As a young teenager, dad had a memorable encounter with Ira “Pete” Flagstead, a 13-year Major League Baseball player and friend of my grandfather’s. Living in Olympia, Flagstead was bedridden with cancer, far removed from his glory years on the diamond where he was a lifetime .290 hitter and most valuable player for the Boston Red Sox in 1925.
“In his bedroom, with my dad, he gave me his catcher’s mitt,” my dad recalled. “From then on, I was a catcher.”
Flagstead started his baseball career as a catcher, but when he reached the big leagues with the Detroit Tigers in 1917, he was converted to an outfielder.
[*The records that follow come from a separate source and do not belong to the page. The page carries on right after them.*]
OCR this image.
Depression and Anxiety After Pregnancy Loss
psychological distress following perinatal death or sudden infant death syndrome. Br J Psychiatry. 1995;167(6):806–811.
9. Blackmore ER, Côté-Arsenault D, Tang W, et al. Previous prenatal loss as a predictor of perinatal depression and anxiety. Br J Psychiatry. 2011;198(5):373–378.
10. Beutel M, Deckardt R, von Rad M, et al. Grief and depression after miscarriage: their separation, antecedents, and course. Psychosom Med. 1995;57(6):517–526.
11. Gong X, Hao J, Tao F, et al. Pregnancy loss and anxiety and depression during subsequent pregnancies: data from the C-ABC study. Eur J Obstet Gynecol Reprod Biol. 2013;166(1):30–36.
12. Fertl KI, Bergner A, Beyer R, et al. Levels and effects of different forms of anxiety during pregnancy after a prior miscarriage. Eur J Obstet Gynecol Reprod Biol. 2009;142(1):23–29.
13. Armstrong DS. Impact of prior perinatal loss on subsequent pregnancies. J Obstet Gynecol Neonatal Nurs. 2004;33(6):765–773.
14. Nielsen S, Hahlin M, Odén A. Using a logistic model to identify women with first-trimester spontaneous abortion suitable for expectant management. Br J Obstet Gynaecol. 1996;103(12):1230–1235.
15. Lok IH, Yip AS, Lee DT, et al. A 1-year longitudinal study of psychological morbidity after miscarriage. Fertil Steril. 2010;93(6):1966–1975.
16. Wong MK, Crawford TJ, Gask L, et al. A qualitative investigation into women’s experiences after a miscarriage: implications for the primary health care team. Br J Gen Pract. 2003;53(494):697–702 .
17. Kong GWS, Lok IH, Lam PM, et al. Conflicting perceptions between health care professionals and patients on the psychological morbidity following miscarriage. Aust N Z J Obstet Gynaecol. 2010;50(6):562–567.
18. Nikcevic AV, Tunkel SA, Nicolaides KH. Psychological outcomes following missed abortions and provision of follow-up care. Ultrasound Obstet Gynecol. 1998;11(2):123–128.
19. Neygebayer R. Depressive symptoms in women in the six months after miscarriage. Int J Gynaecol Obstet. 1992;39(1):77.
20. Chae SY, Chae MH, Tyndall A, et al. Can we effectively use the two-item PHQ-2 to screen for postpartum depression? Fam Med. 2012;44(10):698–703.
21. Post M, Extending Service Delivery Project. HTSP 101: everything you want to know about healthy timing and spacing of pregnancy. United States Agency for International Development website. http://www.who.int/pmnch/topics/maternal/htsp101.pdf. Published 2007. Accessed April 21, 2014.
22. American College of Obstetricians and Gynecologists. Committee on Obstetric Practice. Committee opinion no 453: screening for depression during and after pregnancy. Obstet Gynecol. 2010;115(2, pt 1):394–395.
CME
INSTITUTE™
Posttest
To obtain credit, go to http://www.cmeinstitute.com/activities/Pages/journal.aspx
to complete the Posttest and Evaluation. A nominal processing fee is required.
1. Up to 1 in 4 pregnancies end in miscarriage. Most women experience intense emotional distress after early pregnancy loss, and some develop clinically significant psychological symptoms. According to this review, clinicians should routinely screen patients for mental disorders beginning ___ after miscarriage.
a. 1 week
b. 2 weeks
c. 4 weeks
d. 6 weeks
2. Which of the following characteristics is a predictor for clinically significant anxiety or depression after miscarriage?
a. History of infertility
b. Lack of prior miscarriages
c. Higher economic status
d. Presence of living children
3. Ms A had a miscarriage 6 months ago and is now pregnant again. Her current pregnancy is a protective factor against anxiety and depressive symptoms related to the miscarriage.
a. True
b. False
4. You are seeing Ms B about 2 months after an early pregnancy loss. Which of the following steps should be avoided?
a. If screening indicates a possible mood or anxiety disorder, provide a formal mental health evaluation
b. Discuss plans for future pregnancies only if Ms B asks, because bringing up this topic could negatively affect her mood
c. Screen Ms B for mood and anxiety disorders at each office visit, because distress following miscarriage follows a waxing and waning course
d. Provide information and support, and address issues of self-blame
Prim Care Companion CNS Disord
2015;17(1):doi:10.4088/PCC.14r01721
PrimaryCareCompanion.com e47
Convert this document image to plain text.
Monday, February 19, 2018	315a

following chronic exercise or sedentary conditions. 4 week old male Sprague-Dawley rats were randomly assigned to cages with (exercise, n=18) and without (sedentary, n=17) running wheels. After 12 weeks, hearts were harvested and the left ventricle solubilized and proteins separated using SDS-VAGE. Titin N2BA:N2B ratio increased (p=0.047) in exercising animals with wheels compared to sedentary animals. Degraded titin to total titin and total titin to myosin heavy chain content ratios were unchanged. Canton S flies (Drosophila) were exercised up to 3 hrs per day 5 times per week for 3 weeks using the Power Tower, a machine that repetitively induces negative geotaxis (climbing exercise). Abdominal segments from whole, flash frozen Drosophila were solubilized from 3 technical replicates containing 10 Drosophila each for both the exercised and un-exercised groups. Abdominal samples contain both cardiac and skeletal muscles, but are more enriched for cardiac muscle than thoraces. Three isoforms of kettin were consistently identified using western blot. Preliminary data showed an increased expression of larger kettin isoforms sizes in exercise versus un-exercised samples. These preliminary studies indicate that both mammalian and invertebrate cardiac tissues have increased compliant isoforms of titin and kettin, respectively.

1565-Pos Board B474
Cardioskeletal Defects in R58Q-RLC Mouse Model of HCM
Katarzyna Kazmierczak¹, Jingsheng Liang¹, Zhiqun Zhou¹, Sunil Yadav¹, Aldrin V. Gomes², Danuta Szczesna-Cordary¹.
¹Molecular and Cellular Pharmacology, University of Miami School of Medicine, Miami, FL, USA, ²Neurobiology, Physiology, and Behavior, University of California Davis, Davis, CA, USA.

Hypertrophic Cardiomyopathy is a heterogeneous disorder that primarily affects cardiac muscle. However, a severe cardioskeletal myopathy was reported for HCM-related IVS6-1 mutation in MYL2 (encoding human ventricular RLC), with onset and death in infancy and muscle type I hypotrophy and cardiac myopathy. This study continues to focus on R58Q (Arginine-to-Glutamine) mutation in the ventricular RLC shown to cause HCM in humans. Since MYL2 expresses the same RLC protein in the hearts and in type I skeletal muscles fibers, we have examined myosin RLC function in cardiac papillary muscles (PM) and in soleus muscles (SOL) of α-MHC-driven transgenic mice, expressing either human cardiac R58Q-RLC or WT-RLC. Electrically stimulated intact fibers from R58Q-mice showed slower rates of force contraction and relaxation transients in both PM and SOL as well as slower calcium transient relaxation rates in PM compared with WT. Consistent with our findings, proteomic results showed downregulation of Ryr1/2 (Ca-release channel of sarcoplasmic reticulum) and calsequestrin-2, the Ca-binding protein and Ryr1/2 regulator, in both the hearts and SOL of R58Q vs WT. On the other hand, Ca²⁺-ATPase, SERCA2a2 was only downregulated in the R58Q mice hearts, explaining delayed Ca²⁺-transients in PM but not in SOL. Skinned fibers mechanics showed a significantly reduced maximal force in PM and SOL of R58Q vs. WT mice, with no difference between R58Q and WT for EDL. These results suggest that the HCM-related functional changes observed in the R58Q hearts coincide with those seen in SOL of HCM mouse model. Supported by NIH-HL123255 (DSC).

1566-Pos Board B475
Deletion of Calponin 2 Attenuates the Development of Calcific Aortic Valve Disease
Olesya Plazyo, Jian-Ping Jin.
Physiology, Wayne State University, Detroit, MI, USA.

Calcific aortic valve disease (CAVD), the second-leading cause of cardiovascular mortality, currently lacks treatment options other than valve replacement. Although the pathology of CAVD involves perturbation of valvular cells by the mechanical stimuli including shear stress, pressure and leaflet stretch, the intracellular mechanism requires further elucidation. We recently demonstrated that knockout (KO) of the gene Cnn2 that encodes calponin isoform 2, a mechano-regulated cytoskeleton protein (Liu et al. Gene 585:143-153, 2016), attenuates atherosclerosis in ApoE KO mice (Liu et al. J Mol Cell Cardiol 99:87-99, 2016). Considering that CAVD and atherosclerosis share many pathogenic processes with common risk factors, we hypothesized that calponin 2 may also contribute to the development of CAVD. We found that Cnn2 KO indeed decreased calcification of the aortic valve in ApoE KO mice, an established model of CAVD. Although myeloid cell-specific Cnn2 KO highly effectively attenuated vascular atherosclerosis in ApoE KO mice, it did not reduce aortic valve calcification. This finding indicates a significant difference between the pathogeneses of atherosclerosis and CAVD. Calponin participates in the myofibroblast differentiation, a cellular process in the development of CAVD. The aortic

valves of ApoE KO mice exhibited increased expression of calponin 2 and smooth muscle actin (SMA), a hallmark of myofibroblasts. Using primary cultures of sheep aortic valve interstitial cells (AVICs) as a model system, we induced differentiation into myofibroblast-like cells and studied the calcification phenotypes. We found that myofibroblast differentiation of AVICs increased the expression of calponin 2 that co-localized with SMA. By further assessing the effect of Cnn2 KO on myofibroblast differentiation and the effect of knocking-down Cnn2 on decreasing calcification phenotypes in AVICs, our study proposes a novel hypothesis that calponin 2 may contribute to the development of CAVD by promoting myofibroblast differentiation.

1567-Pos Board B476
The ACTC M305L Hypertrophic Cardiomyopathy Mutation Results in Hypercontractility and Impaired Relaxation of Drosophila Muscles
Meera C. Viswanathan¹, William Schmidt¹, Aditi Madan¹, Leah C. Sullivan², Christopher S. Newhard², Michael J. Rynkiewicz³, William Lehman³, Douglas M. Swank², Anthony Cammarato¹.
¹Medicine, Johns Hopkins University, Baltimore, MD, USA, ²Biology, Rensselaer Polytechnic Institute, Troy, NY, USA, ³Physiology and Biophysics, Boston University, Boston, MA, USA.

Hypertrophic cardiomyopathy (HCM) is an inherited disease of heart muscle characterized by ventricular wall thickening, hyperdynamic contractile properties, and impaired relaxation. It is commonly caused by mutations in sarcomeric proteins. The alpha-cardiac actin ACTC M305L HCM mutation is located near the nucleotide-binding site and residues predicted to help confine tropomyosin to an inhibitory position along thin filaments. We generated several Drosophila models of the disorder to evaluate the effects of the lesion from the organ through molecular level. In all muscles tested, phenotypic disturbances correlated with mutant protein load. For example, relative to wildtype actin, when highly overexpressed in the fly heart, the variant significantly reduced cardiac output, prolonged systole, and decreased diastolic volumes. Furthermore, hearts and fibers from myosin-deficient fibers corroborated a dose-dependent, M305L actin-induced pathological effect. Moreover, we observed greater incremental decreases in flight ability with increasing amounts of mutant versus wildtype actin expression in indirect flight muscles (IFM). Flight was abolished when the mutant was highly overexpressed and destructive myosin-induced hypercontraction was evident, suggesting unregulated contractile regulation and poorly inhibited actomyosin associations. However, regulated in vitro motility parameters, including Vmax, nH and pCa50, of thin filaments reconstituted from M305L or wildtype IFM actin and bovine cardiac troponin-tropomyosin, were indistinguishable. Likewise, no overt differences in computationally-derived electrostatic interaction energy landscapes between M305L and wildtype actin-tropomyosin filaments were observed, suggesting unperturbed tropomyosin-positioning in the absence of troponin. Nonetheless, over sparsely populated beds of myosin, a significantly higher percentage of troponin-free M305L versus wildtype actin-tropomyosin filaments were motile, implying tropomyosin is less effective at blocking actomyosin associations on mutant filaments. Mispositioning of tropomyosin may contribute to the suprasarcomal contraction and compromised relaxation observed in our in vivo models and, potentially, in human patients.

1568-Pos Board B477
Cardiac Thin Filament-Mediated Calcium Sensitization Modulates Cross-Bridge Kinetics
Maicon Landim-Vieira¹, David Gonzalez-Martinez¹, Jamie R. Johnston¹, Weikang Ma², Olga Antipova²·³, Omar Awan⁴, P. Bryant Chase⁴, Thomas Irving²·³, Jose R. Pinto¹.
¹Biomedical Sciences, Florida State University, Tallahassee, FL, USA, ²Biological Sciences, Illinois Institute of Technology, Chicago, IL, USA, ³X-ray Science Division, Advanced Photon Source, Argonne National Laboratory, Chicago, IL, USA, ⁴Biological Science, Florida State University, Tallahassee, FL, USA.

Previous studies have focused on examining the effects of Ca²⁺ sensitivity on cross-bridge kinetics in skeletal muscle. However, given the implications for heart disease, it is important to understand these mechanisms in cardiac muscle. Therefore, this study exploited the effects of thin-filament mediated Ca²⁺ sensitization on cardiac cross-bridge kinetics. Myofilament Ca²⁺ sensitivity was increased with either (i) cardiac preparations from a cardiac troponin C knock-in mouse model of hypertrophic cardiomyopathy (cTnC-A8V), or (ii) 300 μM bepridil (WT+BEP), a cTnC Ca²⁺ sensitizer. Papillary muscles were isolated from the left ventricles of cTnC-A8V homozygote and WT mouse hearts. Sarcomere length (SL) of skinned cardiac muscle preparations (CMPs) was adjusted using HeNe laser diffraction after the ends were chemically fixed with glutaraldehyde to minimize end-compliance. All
Much to my dismay, my father’s athletic prowess didn’t pass directly to me. My baseball and football careers were over at age 14, and my basketball was limited to city league play as a teen and later as an adult. However, my love of sports was, and is, just as strong as my father’s.
Some of my fondest childhood memories are of lazy summer afternoons holed up in the attic of our Shelton home, poring over my dad’s high school and college annuals that were stored in a locker. I pulled them out countless times to flip through the pages, marveling at the photos of this dark-haired, handsome guy in a leather football helmet with no face mask or a baggy wool baseball uniform, a bat or catcher’s mitt in his hand.
As a little boy, I remember watching this larger-than-life figure play city league basketball with his Shelton buddies and later joined him on the hardwood for basketball pickup games at the Olympia YMCA. I was the skinny, bespectacled 13-year-old with not a lot of game, and he was the 41-year-old ex-athlete who played city league basketball until he was 45. He’d poke a finger in my stomach to distract me when I shot. It must have been an old defensive trick he learned in high school.
I’m not sure why it took Olympia High School – the oldest high school in the area – so long to create an athletic hall of fame. But we’re not complaining. In fact, we can’t wait for Saturday night.
Also going in to the OHS Athletic Hall of Fame are Marvin “Bud” Ward (class of 1932), Carol (Berntsen) Hudson, (class of 1956), Dean Halvorson (class of 1964), Robin Marshall (class of 1979), Carolyn (Carlson) Accimus (class of 1983) and Coach Bob Dunn (1970s-80s).